もちろん普通に読めば映画のあらすじを言ってるんだと勘違いするんであろうが、わたしゃ思ってることをぐいぐい書いているだけなので、(いつもそうだ)そこのところはごめんねというわけである。
さて、我々はこれから1967年版を見ることになるのだが、どうも彼女の理解力が足りないようなので予習としてこの日何が起こったかについて簡単に説明したいと思う。
その前にこの8月15日にたどり着くまでのいきさつを、私なりにまとめてみたいと思う。ものすごく、はしょって説明する。
アメリカ合衆国と戦争を開始した日本であるが、戦線は広大だった。
アリューシャン列島(アッツ島がある)、ソロモン諸島(ガダルカナル島がある)、タイ、ビルマ、マレー半島、シンガポール、フィリピン(ルソン島、レイテ島)、ボルネオ島、サイパン島、テニアン島、グアム島。
そして中国本土、台湾、朝鮮半島。なんでこんなに広大な地域で戦わないといけなかったか私は知らない。
ミッドウェー海戦(ハワイの1000キロ日本寄りの太平上の真ん中)でほとんどの空母と熟練航空機搭乗員を失った日本はその後、制空権、制海権をなくし、補給もままならず、餓死と玉砕を繰り返し200万人の将兵を殺すことになる。
サイパン、テニアンを奪われた後(日本軍は撤退時滑走路に迫撃砲で200近い穴をあけたそうだが、米軍は24時間で修復したという)B29爆撃機が大挙して日本本土に爆撃に訪れるようになり、東京を含む日本各地は焦土と化す。
そして1945年7月には日本は戦争遂行能力をほぼなくしていた。そこに米国、英国、中国の連名で日本に降伏勧告(ポツダム宣言)がされる。しかし特に陸軍は敗戦を承知しない。その時陸軍から日本国民に出た命令は日本本土に米軍が来たら竹槍を持って戦え、米国軍人は腹が弱点だからそこを狙って刺せというもので、つまりは全員死ねということだった。
陸軍に気をつかう(そうでないとクーデターされる)鈴木首相は7月28日の記者会見でついつい「ポツダム宣言を黙殺」と言ってしまう。その結果、8月6日に広島に原爆が落とされる。日をおいて長崎にも落とされた。
遂に天皇は終戦の決定(聖断)をするが、これは天皇とは言えタイミングを見る必要があった。確かに天皇には絶対的権限があったが、陸軍の多くの将校にしてみれば天皇裕仁は現在の天皇に過ぎず、一番大切なのは万世一系の天皇を戴く<国体>であって、国体のためなら現天皇を除くこともあり得るという考えだったのだ。

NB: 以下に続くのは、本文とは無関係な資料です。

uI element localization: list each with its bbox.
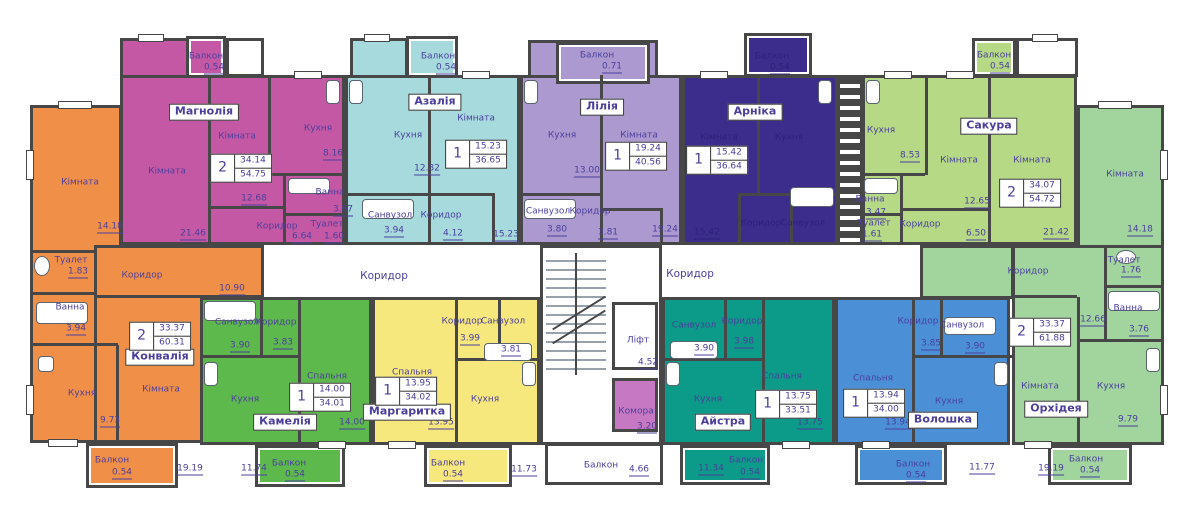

そして8月14日にポツダム宣言受諾を連合国に回答する日が来た。しかしこれはただ回答するだけではだめで、日本側の手続きとして閣議決定、天皇のハンコをもらう、閣僚全員の署名などが必要でこれがもめにもめた。陸軍大臣と海軍大臣がけんかなんかするからわけがわからない状態になったのだ。

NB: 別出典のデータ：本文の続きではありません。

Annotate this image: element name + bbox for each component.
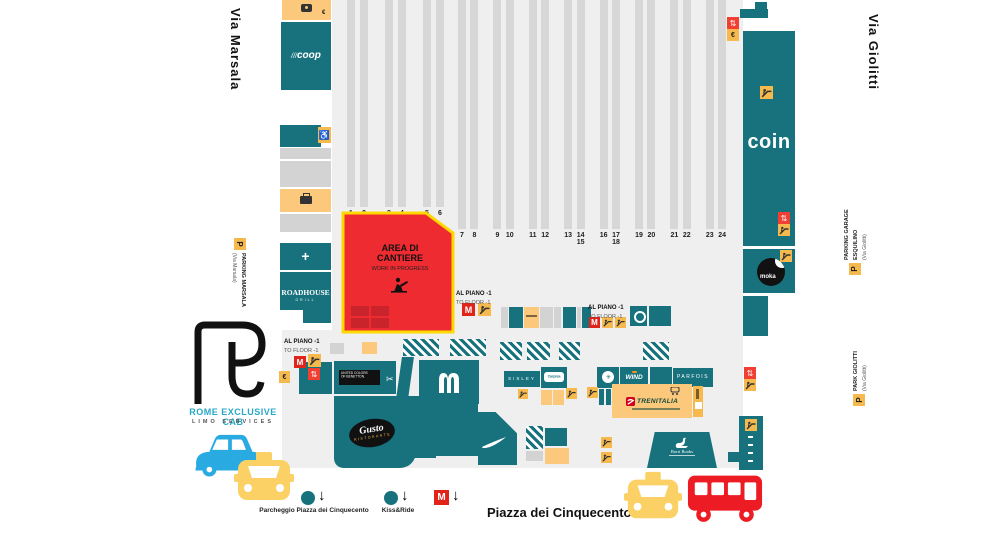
- round-logo-icon: ✳: [602, 371, 614, 383]
- building-block: [740, 9, 768, 18]
- euro-icon: €: [279, 371, 290, 383]
- platform-track: [423, 0, 431, 207]
- canopy-stripes: [500, 342, 522, 360]
- sisley-store: SISLEY: [504, 371, 540, 387]
- platform-track: [683, 0, 691, 229]
- building-block: [599, 389, 604, 405]
- elevator-icon: ⇅: [744, 367, 756, 379]
- platform-track: [577, 0, 585, 229]
- platform-track: [706, 0, 714, 229]
- figure-icon: ✂: [386, 374, 394, 385]
- down-arrow-icon: ↓: [318, 487, 326, 504]
- building-block: [280, 214, 331, 232]
- street-via-giolitti: Via Giolitti: [866, 14, 881, 119]
- building-block: [553, 390, 564, 405]
- euro-icon: €: [322, 10, 325, 16]
- coop-store: ///coop: [281, 22, 331, 90]
- construction-area: [341, 211, 461, 335]
- taxi-icon: [624, 470, 682, 524]
- street-piazza-cinquecento: Piazza dei Cinquecento: [487, 505, 637, 520]
- canopy-stripes: [526, 426, 543, 449]
- legend-parcheggio: Parcheggio Piazza dei Cinquecento: [255, 507, 373, 514]
- platform-number: 1415: [574, 232, 588, 246]
- platform-track: [541, 0, 549, 229]
- building-block: [606, 389, 611, 405]
- building-block: [414, 404, 478, 456]
- escalator-icon: [760, 86, 773, 99]
- trenitalia-office: TRENITALIA: [612, 384, 692, 418]
- cross-icon: +: [280, 243, 331, 270]
- down-arrow-icon: ↓: [401, 487, 409, 504]
- borri-books-store: Borri Books: [647, 432, 717, 468]
- elevator-icon: ⇅: [308, 368, 320, 380]
- mcdonalds-arches-icon: [437, 372, 461, 393]
- escalator-icon: [308, 354, 321, 367]
- parking-esquilino-label: P PARKING GARAGE ESQUILINO (Via Giolitti…: [841, 209, 868, 275]
- building-block: [728, 452, 740, 462]
- termini-station-map: 123456789101112131415161718192021222324 …: [0, 0, 1000, 535]
- luggage-icon: [300, 196, 312, 204]
- building-block: [280, 161, 331, 187]
- platform-number: 20: [644, 232, 658, 239]
- platform-track: [470, 0, 478, 229]
- swan-icon: [672, 437, 692, 449]
- escalator-icon: [601, 437, 612, 448]
- platform-track: [564, 0, 572, 229]
- platform-track: [718, 0, 726, 229]
- platform-track: [360, 0, 368, 207]
- rome-exclusive-cab-monogram: [190, 320, 270, 404]
- platform-number: 10: [503, 232, 517, 239]
- parking-giolitti-label: P PARK GIOLITTI (Via Giolitti): [850, 351, 868, 406]
- platform-track: [612, 0, 620, 229]
- platform-track: [647, 0, 655, 229]
- trenitalia-icon: [626, 397, 635, 406]
- rec-logo-subtitle: LIMO SERVICES: [183, 419, 283, 425]
- building-block: [280, 125, 321, 147]
- train-icon: [670, 387, 680, 395]
- bus-icon: [686, 473, 764, 523]
- metro-icon: M: [294, 356, 306, 368]
- building-block: [545, 428, 567, 446]
- metro-icon: M: [434, 490, 449, 505]
- elevator-icon: ⇅: [727, 17, 739, 29]
- parking-marsala-label: P PARKING MARSALA (Via Marsala): [231, 238, 249, 307]
- building-notch: [280, 310, 303, 323]
- building-block: [563, 307, 576, 328]
- euro-icon: €: [727, 29, 739, 41]
- platform-track: [458, 0, 466, 229]
- carpisa-store: Carpisa: [541, 367, 567, 388]
- platform-track: [506, 0, 514, 229]
- construction-title: AREA DICANTIERE: [345, 243, 455, 263]
- canopy-stripes: [559, 342, 580, 360]
- building-block: [577, 307, 581, 328]
- escalator-icon: [518, 389, 528, 399]
- platform-number: 1718: [609, 232, 623, 246]
- building-block: [545, 448, 569, 464]
- escalator-icon: [587, 387, 598, 398]
- platform-track: [347, 0, 355, 207]
- shop-block: [649, 306, 671, 326]
- building-block: [743, 296, 768, 336]
- escalator-icon: [744, 379, 756, 391]
- escalator-icon: [566, 388, 577, 399]
- construction-subtitle: WORK IN PROGRESS: [345, 266, 455, 272]
- platform-number: 8: [467, 232, 481, 239]
- building-block: [693, 386, 703, 417]
- coin-logo: coin: [743, 131, 795, 154]
- building-block: [280, 148, 331, 159]
- canopy-stripes: [527, 342, 550, 360]
- floor-label: AL PIANO -1TO FLOOR -1: [284, 336, 320, 354]
- platform-number: 24: [715, 232, 729, 239]
- nike-swoosh-icon: [481, 437, 507, 449]
- parking-icon: P: [849, 263, 861, 275]
- building-block: [509, 307, 523, 328]
- platform-track: [600, 0, 608, 229]
- floor-label: AL PIANO -1TO FLOOR -1: [588, 302, 624, 320]
- canopy-stripes: [403, 339, 439, 356]
- shop-block: [630, 306, 647, 326]
- platform-track: [670, 0, 678, 229]
- escalator-icon: [745, 419, 757, 431]
- canopy-stripes: [643, 342, 669, 360]
- legend-kissride: Kiss&Ride: [368, 507, 428, 514]
- platform-number: 12: [538, 232, 552, 239]
- canopy-stripes: [450, 339, 486, 356]
- platform-track: [493, 0, 501, 229]
- building-block: [526, 451, 543, 461]
- floor-label: AL PIANO -1TO FLOOR -1: [456, 288, 492, 306]
- down-arrow-icon: ↓: [452, 487, 460, 504]
- coop-logo: ///coop: [281, 50, 331, 61]
- pharmacy: +: [280, 243, 331, 270]
- parking-icon: P: [234, 238, 246, 250]
- building-block: [330, 343, 344, 354]
- building-block: [554, 307, 561, 328]
- platform-track: [436, 0, 444, 207]
- platform-track: [635, 0, 643, 229]
- building-block: [334, 452, 416, 468]
- ticket-office: [524, 307, 539, 328]
- shop-logo-icon: [695, 402, 702, 409]
- benetton-store: UNITED COLORSOF BENETTON.: [339, 370, 380, 385]
- elevator-icon: ⇅: [778, 212, 790, 224]
- kissride-dot-icon: [384, 491, 398, 505]
- parking-icon: P: [853, 394, 865, 406]
- escalator-icon: [601, 452, 612, 463]
- platform-number: 22: [680, 232, 694, 239]
- street-via-marsala: Via Marsala: [228, 8, 243, 234]
- escalator-icon: [778, 224, 790, 236]
- platform-track: [529, 0, 537, 229]
- moka-logo: moka: [757, 258, 785, 286]
- building-block: [540, 307, 553, 328]
- platform-track: [398, 0, 406, 207]
- camera-icon: [301, 4, 312, 12]
- shop-logo-icon: [634, 311, 646, 323]
- taxi-icon: [232, 452, 296, 504]
- escalator-icon: [780, 250, 792, 262]
- worker-icon: [389, 277, 411, 294]
- building-block: [362, 342, 377, 354]
- roadhouse-logo: ROADHOUSE: [280, 288, 331, 297]
- parcheggio-dot-icon: [301, 491, 315, 505]
- building-block: [541, 390, 552, 405]
- platform-track: [385, 0, 393, 207]
- building-block: [501, 307, 508, 328]
- wheelchair-icon: ♿: [318, 127, 331, 143]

とにかくすべてが終わったのが午後11時。長い日だった。しかしこれから日本のいちばん長い日が始まるのだった。
閣議は終わった、その直後、天皇が国民に日本の降伏を宣言する放送の録音をした。
日が変わって8月15日になり午前1時、畑中少佐、椎崎中佐、窪田少佐、上原大尉らが森近衛師団長を殺害。師団長印を使用して偽命令書を作る。それによれば「皇居を占領し外周に対して皇室を防御スベシ」 畑中少佐は直ちにこの命令書を持って皇居に出向き、芳賀連隊長にこの命令書を見せる。芳賀連隊長はこの命令は、東部軍、近衛師団が結束して天皇に対して降伏の翻意をお願いする作戦と理解、ただちに皇居を封鎖する。畑中少佐はこれは森師団長、阿南陸軍大臣、田中東部軍司令官も承知でまもなく3人共に皇居に来ると嘘をつく。しかしいつまでたってもその3人が皇居にやってこないので、次第に芳賀連隊長が疑い出し、畑中少佐、椎崎中佐は苦労しはじめる。

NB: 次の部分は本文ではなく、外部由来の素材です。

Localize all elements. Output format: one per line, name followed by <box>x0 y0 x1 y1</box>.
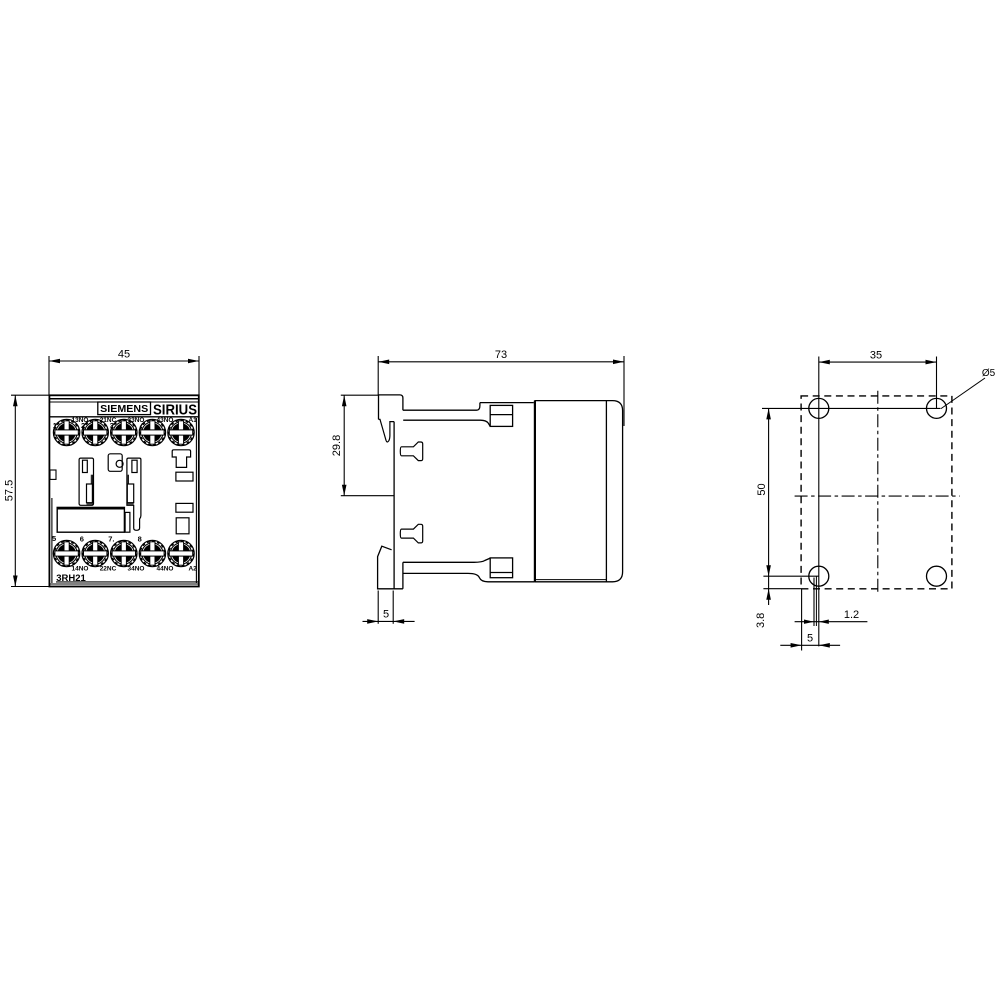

そして、最後に田中東部軍司令官が皇居に駆け付けすべてを治めるのが午前6時であった。兵は命令によって動いているだけなので、上からの命令には従うのである。
ふーむ、これだけ知ってれば、より映画も興味深く見れるであろう。
私の彼女の仰天するところだけど、歴史もの映画の理解を深めるためにその後の展開を親切に説明しようとすると「ストーリーを先に話すな」と怒るんだぜ。だってよ、歴史的事実を話してるだけなんだぜ。びっくりしちゃうぜ。